Avoid common construction safety training mistakes by customizing your approach.

The cornerstone of any risk management plan is safety training. To safely execute construction projects, workers must act with intelligence. Workers who act intelligently evaluate their situation, materials, equipment and tasks. And they consider their knowledge and skills to appropriately select the right methods. 

Everyone on the team often has different opinions about how to address certain situations. Safety decisions routinely involve negotiation and making a case for each approach to decide what will be best. 

Your construction workers must have knowledge in several areas to make the right safety decisions. First, they must recognize hazards and potential hazardous conditions. They must understand that different approaches can either diffuse or magnify the threat of the situation. And they have to examine the situation, understand the goal and make a choice that safely advances the group toward that goal. 

Construction Safety Training Material


To enhance safety training, the content, setting and delivery for the training should all be considered. It can be difficult to balance these factors with the resources, limitations and requirements to ensure the training sticks with everyone. 

It can be hard to decide what safety content to provide since much of the industry’s workforce comes from a variety of backgrounds. Traditionally, safety training has focused on OSHA mandated topics, which simplifies matters, but this approach has limitations. 

For instance, OSHA 1926 targets the construction industry, but it covers a broad range of other issues. As a result, much of the OSHA standards have little connection to the situations or risks faced by small contractors and subcontractors. 

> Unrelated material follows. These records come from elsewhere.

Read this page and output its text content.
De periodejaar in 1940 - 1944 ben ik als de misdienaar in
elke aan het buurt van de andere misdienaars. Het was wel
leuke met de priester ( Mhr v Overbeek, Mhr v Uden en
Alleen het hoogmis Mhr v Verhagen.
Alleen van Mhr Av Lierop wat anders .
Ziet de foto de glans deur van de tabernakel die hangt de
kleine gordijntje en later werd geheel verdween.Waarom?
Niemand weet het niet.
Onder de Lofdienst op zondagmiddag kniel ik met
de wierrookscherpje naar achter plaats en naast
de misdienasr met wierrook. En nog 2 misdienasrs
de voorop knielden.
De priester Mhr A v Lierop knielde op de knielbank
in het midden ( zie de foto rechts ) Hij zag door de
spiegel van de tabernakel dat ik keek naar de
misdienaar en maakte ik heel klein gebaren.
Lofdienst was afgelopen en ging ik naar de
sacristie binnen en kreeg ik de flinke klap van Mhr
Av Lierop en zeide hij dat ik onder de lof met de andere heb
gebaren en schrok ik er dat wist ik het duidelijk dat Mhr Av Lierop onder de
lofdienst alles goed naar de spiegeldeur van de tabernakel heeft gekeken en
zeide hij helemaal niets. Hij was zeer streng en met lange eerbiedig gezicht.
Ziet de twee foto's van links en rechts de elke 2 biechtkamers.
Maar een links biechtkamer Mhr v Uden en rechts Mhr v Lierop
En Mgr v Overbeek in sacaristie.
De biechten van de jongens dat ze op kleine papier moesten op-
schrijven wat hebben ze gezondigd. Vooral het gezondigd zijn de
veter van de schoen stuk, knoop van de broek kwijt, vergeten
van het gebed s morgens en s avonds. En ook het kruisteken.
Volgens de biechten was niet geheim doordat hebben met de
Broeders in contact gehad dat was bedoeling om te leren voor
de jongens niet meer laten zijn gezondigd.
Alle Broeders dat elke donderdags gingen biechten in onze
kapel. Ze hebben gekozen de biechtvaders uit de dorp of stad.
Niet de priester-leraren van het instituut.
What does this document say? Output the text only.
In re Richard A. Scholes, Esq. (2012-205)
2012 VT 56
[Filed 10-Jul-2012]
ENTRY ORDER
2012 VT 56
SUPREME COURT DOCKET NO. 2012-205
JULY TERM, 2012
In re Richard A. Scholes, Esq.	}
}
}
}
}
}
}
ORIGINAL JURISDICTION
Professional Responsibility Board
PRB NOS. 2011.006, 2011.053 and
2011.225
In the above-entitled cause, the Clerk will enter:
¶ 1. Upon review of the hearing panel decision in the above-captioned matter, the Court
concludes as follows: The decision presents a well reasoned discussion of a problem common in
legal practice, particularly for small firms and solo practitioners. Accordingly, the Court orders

Also, it can be difficult to determine what new employees already know and what you need to teach them. OSHA training may not bridge the gap, but it is familiar to clients and a recognized basis for training. 

Since the OSHA regulations have been used over time, many pre-developed programs are available, including a post-test. These programs may not fully meet the needs of construction workers, but they do provide some training. 


Content matters a great deal, and it must pass the Goldilocks test—too little or too much is not good. Finding the right training depends on the subject, the trainees and the available time.

The Setting

After you decide on the material, you must select the setting. An inadequate training environment reduces the value of the message. Many training sessions have been conducted in an impersonal environment sitting in front of a computer terminal or watching a video in a trailer conference room with frequent interruptions such as the distracting noise of passing heavy equipment. 

How many have stood in the mud on a cold dark morning with drizzle falling and equipment going by as someone speaking from the trailer stairs tried to train 50 or more people before beginning the day’s work?  Poor settings like this make it difficult for people to retain any information—the wrong setting can undermine the entire training effort.

The Trainer

The delivery of the material can have an impact on what information the trainees learn and retain. An enthusiastic presenter who engages the students will be more effective than a monotone speaker reading every word of the presentation. 

Other bad training situations include showing a video of something everyone has already seen and sitting in a classroom for three long days of boring lectures to get a 30-hour certification. Any of these conditions detract from the material regardless of how carefully the material was prepared.


Poorly conceived or delivered training fails the company and the workers who are expected to learn. Even good content might not stick with employees if it has been presented in an ineffective way.

Your workers will not be able to succeed if they do not have the information to make appropriate safety decisions. Think before you engage in training, and act with intelligence when preparing.